Thousands of history buffs in early 19th-century costumes took to a historic battlefield outside Leipzig, Germany, on Sunday to reenact the Battle of the Nations that left French emperor Napoleon's army critically beaten 200 years ago.
The mock battle opened with a line of French troops dressed in brilliant green, red, light blue and grey uniforms, bayonets raised, marching toward villagers in period costumes huddled around a cluster of thatched-roof cottages.
Cavalry passes followed, then muskets finally flashed as opposing lines of French and Allied enemy troops opened fire on each other under a gloomy grey sky.
Fifes and drums played in the background as some of Napoleon?s forces tended to their muskets, and cannon boomed once again in the rolling green fields outside the eastern German city.
"I want to show history for our young people," said re-enactor Peter Bach, 59. "Otherwise they can only read about it in history books."
A historical commission spent years perfecting the scenario for the bicentennial re-enactment, and some 6,000 enthusiasts turned out to stage the mock battle, also known as the Battle of Leipzig.
Bach, from nearby Erfurt, played a two-star general in the service of Saxony, the region around Leipzig. The gold-braid trim on his uniform and his feathered, two-corner hat attested to a certain status on the battlefield.
Ahead of the re-enactment, however, he said he had no idea where his unit would be moving.
"We want it to be like reality, so I wait to get my orders from the big chief," Bach said, happy to be kept in the dark.
"It's good, it's real. I was in the German army, and it's the same," he said with a laugh.
Fighting for Napoleon's army, though, one thing is certain: "In the evening, we are all in heaven," Bach said. "It's no problem, though, we are all friends."
United Nations of re-enactors
The battle was the turning point in the Napoleonic wars.
Weakened after taking his wars deep into Russia, Napoleon lost outside Leipzig against allied forces from, among others, Prussia, Russia, Sweden and Britain.
The battle is known as the bloodiest in Europe prior to World War I, with roughly 100,000 of the 600,000 mobilised soldiers dying.
Sunday's mock battle was also meant to be a unifying force. Participants came from 28 countries, and in drills over the weekend marching orders were barked in a host of different languages.
"The winks and nods are helpful," said Robert Smith, 41, an American whose English-speaking unit got its orders in Polish. Smith relied on the international language of hand gestures and head nods for clues.
"There are six languages in this battalion, so it makes for an interesting drill," said Mark Koens, clad in a blue coat and grey wool pants similar to Smith's, both fighting for the Prussians.
Koens, 43, travelled from Sydney with a handful of other Australians. He said he was drawn to re-creating the Napoleonic wars because so many veterans emigrated to Australia after the fighting.

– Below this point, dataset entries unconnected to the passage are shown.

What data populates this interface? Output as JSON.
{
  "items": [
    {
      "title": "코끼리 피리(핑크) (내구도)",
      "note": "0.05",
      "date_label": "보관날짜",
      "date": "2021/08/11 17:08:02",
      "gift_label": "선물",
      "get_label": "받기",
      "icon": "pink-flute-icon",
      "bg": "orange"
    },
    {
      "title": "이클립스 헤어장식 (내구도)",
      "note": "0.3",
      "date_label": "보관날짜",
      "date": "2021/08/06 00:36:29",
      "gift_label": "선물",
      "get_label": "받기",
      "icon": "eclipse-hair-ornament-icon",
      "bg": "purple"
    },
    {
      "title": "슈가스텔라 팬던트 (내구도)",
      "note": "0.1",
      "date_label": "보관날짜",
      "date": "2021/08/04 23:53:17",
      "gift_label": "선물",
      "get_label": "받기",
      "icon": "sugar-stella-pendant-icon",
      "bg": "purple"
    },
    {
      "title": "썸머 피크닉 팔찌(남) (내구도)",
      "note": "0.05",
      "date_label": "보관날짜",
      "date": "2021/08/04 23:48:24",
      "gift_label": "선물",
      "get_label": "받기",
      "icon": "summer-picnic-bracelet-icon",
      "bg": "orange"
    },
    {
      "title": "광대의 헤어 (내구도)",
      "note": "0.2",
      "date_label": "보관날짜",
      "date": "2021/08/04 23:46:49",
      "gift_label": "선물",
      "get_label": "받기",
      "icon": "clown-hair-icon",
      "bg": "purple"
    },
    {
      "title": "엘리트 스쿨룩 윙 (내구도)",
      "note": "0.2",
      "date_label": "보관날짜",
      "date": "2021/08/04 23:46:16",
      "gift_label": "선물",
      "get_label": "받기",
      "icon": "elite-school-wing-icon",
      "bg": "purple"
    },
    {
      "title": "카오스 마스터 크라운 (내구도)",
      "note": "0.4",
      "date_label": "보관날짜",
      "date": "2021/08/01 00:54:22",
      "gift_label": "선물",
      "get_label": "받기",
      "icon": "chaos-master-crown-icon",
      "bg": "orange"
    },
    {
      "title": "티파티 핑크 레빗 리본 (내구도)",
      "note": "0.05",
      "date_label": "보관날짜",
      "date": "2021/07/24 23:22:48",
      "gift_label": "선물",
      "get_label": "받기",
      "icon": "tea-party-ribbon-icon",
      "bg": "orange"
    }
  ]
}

"It changed the Australian landscape," Koens said. "Areas are named after battles: towns, streets, pubs.? Lord Nelson, Hero of Waterloo" -- the place where the battle took place, less than two years later, that definitively ended Napoleon's rule over large parts of Europe.
The crowd for the sold-out event numbered well over 30,000, with children often sitting on their parents' shoulders for a better view.
Pavel Kmoch, 45, a long-time re-enactor from Prague, brought his nine-year-old son along to instill respect for the horrors of the past.
"The young are interested in fighting on the computer, and I want to show him that the computer is not the real life," said Kmoch, wearing a French uniform of white, red and blue, like his son. "This is still a game, but you can imagine, a little bit at least, how terrible it has to be to face a line of several hundred enemy rifles."
Participants said the best part of the event was spending time with a veritable United Nations of re-enactors in the evenings leading up to battle.
"Mostly it's about the camp, cooking, singing, sewing, everyday activities," Koens said. "Nations that were once at war come together to share and commemorate about that loss, which is great."